Field Trip Report Stony Creek 7 April 2018

by Carol Ralph

The Stony Creek Trail, at the end of a road in Gasquet on Highway 199, is a long time favorite of botanizers.  At present we owe thanks for this trail to Six Rivers National Forest and the Siskiyou Land Conservancy.  SRNF owns the first part of the trail; SLC owns the downhill part and the actual parcel that the river junction is on.  The serpentine influence in the soil discourages weedy species and results in a diverse mix of natives, including serpentine specialists.   

On the wet, bouldery shelf above Stony Creek the fierce but patient pitchers of California Pitcher Plant wage a silent battle with Salal (large leaves on the right) and Labrador Tea (small leaves on left).  Lack of fire has allowed the woody plants to gain a foothold in the Darlingtonia fen.  Without disturbance of some kind, the shrubs will shade out the pitcher plants and other wetland herbaceous plants in this special plant community. 


This little conifer near the beginning of the trail caught our eye.  A return visit for further information confirmed it was a Pacific Yew (Taxus brevifolia), not recorded from this trail.

The first weekend of April is still quite early spring.  Many species were just unfurling, poking up, or swelling buds.  The flower show was lined up along the trail.  First, the Fairy Slipper (Calypso bulbosa) near the cars, then the pure white Sitka Valerian (Valeriana sitchensis), and then … ta dah!…..the hundreds of fawn lilies, dancing in mossy beds along the trail.  We measured styles on a good number of these flowers, finding them mostly just short of 10 mm, making them (according to The Jepson Manual) Lemon Fawn Lily (Erythronium citrinum), not California Fawn Lily (E. californicum), the other white fawn lily with mottled leaves.  Soon followed the Oregon Anemone (Anemone oregana), white with a blush of blue. 
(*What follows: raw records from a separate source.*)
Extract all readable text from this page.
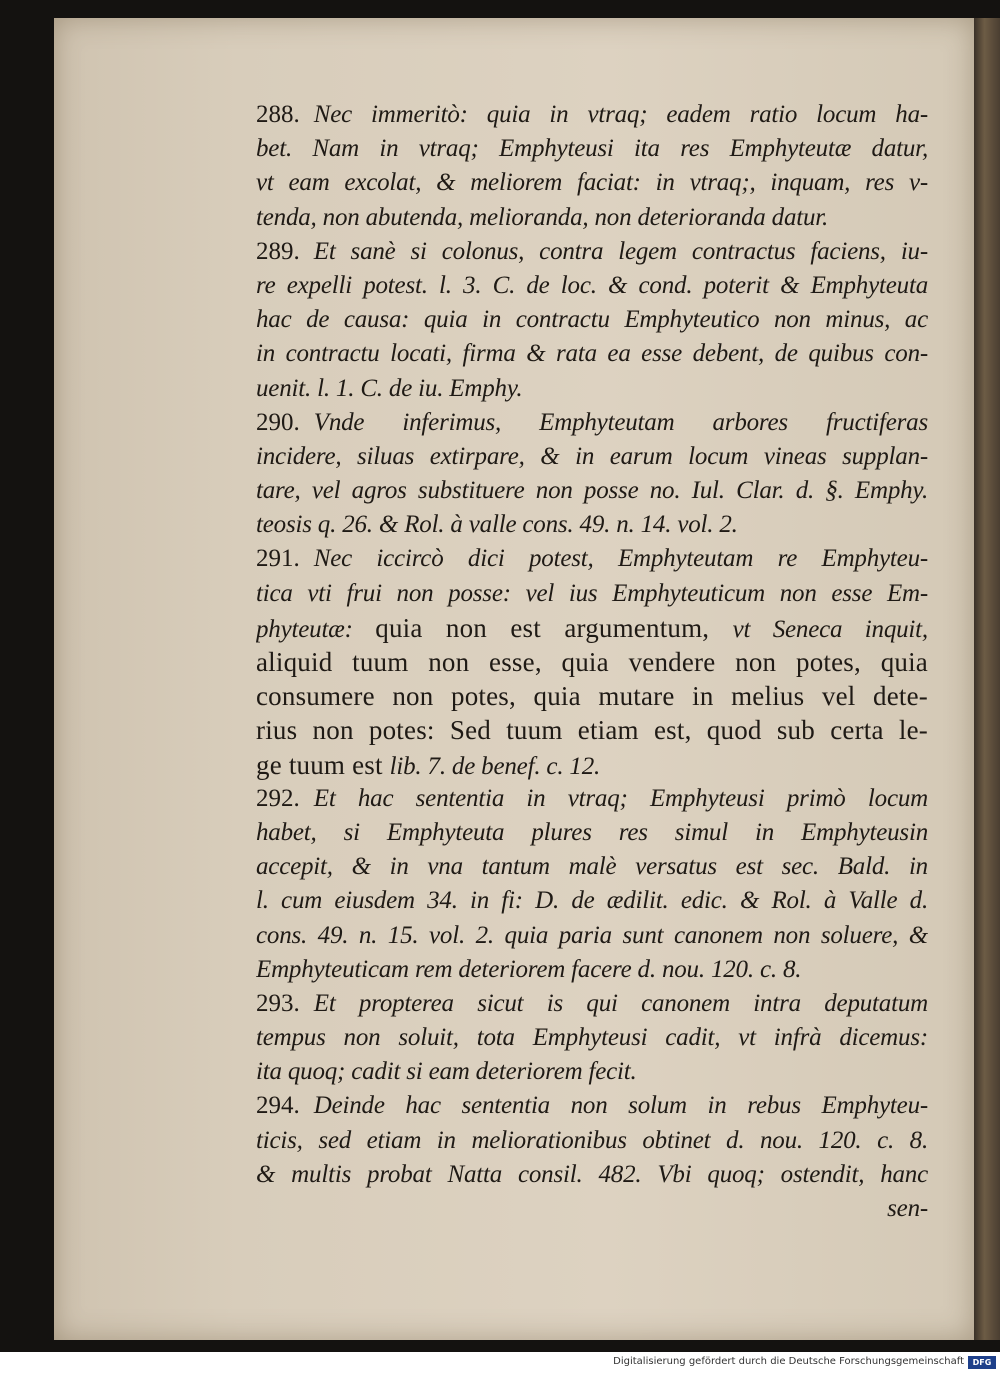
288. Nec immeritò: quia in vtraq; eadem ratio locum ha-
bet. Nam in vtraq; Emphyteusi ita res Emphyteutæ datur,
vt eam excolat, & meliorem faciat: in vtraq;, inquam, res v-
tenda, non abutenda, melioranda, non deterioranda datur.
289. Et sanè si colonus, contra legem contractus faciens, iu-
re expelli potest. l. 3. C. de loc. & cond. poterit & Emphyteuta
hac de causa: quia in contractu Emphyteutico non minus, ac
in contractu locati, firma & rata ea esse debent, de quibus con-
uenit. l. 1. C. de iu. Emphy.
290. Vnde inferimus, Emphyteutam arbores fructiferas
incidere, siluas extirpare, & in earum locum vineas supplan-
tare, vel agros substituere non posse no. Iul. Clar. d. §. Emphy.
teosis q. 26. & Rol. à valle cons. 49. n. 14. vol. 2.
291. Nec iccircò dici potest, Emphyteutam re Emphyteu-
tica vti frui non posse: vel ius Emphyteuticum non esse Em-
phyteutæ: quia non est argumentum, vt Seneca inquit,
aliquid tuum non esse, quia vendere non potes, quia
consumere non potes, quia mutare in melius vel dete-
rius non potes: Sed tuum etiam est, quod sub certa le-
ge tuum est lib. 7. de benef. c. 12.
292. Et hac sententia in vtraq; Emphyteusi primò locum
habet, si Emphyteuta plures res simul in Emphyteusin
accepit, & in vna tantum malè versatus est sec. Bald. in
l. cum eiusdem 34. in fi: D. de ædilit. edic. & Rol. à Valle d.
cons. 49. n. 15. vol. 2. quia paria sunt canonem non soluere, &
Emphyteuticam rem deteriorem facere d. nou. 120. c. 8.
293. Et propterea sicut is qui canonem intra deputatum
tempus non soluit, tota Emphyteusi cadit, vt infrà dicemus:
ita quoq; cadit si eam deteriorem fecit.
294. Deinde hac sententia non solum in rebus Emphyteu-
ticis, sed etiam in meliorationibus obtinet d. nou. 120. c. 8.
& multis probat Natta consil. 482. Vbi quoq; ostendit, hanc
sen-
Digitalisierung gefördert durch die Deutsche Forschungsgemeinschaft	DFG
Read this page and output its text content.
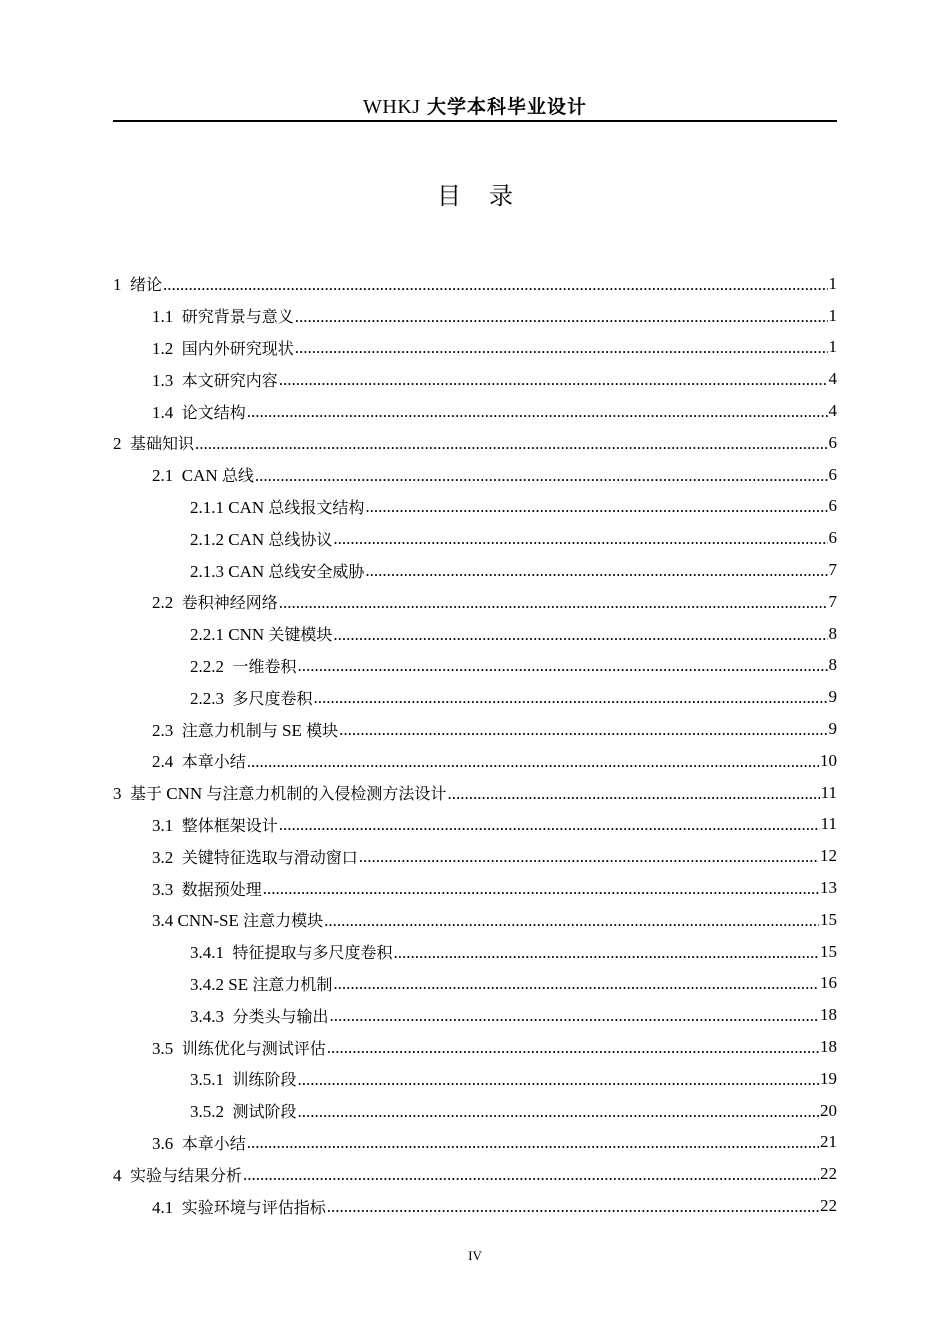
WHKJ 大学本科毕业设计
目录
1  绪论 .....	1
1.1  研究背景与意义 .....	1
1.2  国内外研究现状 .....	1
1.3  本文研究内容 .....	4
1.4  论文结构 .....	4
2  基础知识 .....	6
2.1  CAN 总线 .....	6
2.1.1 CAN 总线报文结构 .....	6
2.1.2 CAN 总线协议 .....	6
2.1.3 CAN 总线安全威胁 .....	7
2.2  卷积神经网络 .....	7
2.2.1 CNN 关键模块 .....	8
2.2.2  一维卷积 .....	8
2.2.3  多尺度卷积 .....	9
2.3  注意力机制与 SE 模块 .....	9
2.4  本章小结 .....	10
3  基于 CNN 与注意力机制的入侵检测方法设计 .....	11
3.1  整体框架设计 .....	11
3.2  关键特征选取与滑动窗口 .....	12
3.3  数据预处理 .....	13
3.4 CNN-SE 注意力模块 .....	15
3.4.1  特征提取与多尺度卷积 .....	15
3.4.2 SE 注意力机制 .....	16
3.4.3  分类头与输出 .....	18
3.5  训练优化与测试评估 .....	18
3.5.1  训练阶段 .....	19
3.5.2  测试阶段 .....	20
3.6  本章小结 .....	21
4  实验与结果分析 .....	22
4.1  实验环境与评估指标 .....	22
IV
Down on the flat by the river the Deltoid Balsamroot’s (Balsamorhiza deltoidea) large, yellow flowers took over the show.  Along the bouldery, boggy way upstream the dramatic leaves of California Pitcher Plant continually amazed, and on the rocky flats beyond first it was tiny-but-elegant violet (Viola sp.), then bright pink Shooting Star (Primula hendersonii), and then mats of variable pink Spreading Phlox (Phlox diffusa).  It was a wonderful show; our eight botanizers enjoyed every minute, even when we had to put up our raincoat hoods.

Studying something on the mossy trailside among Evergreen Huckleberry (Vaccinium ovatum), Western Rhododendron (Rhododendron macrophyllum), Tanoak (Notholithocarpus densiflorus), and Canyon Live Oak (Quercus chrysolepis).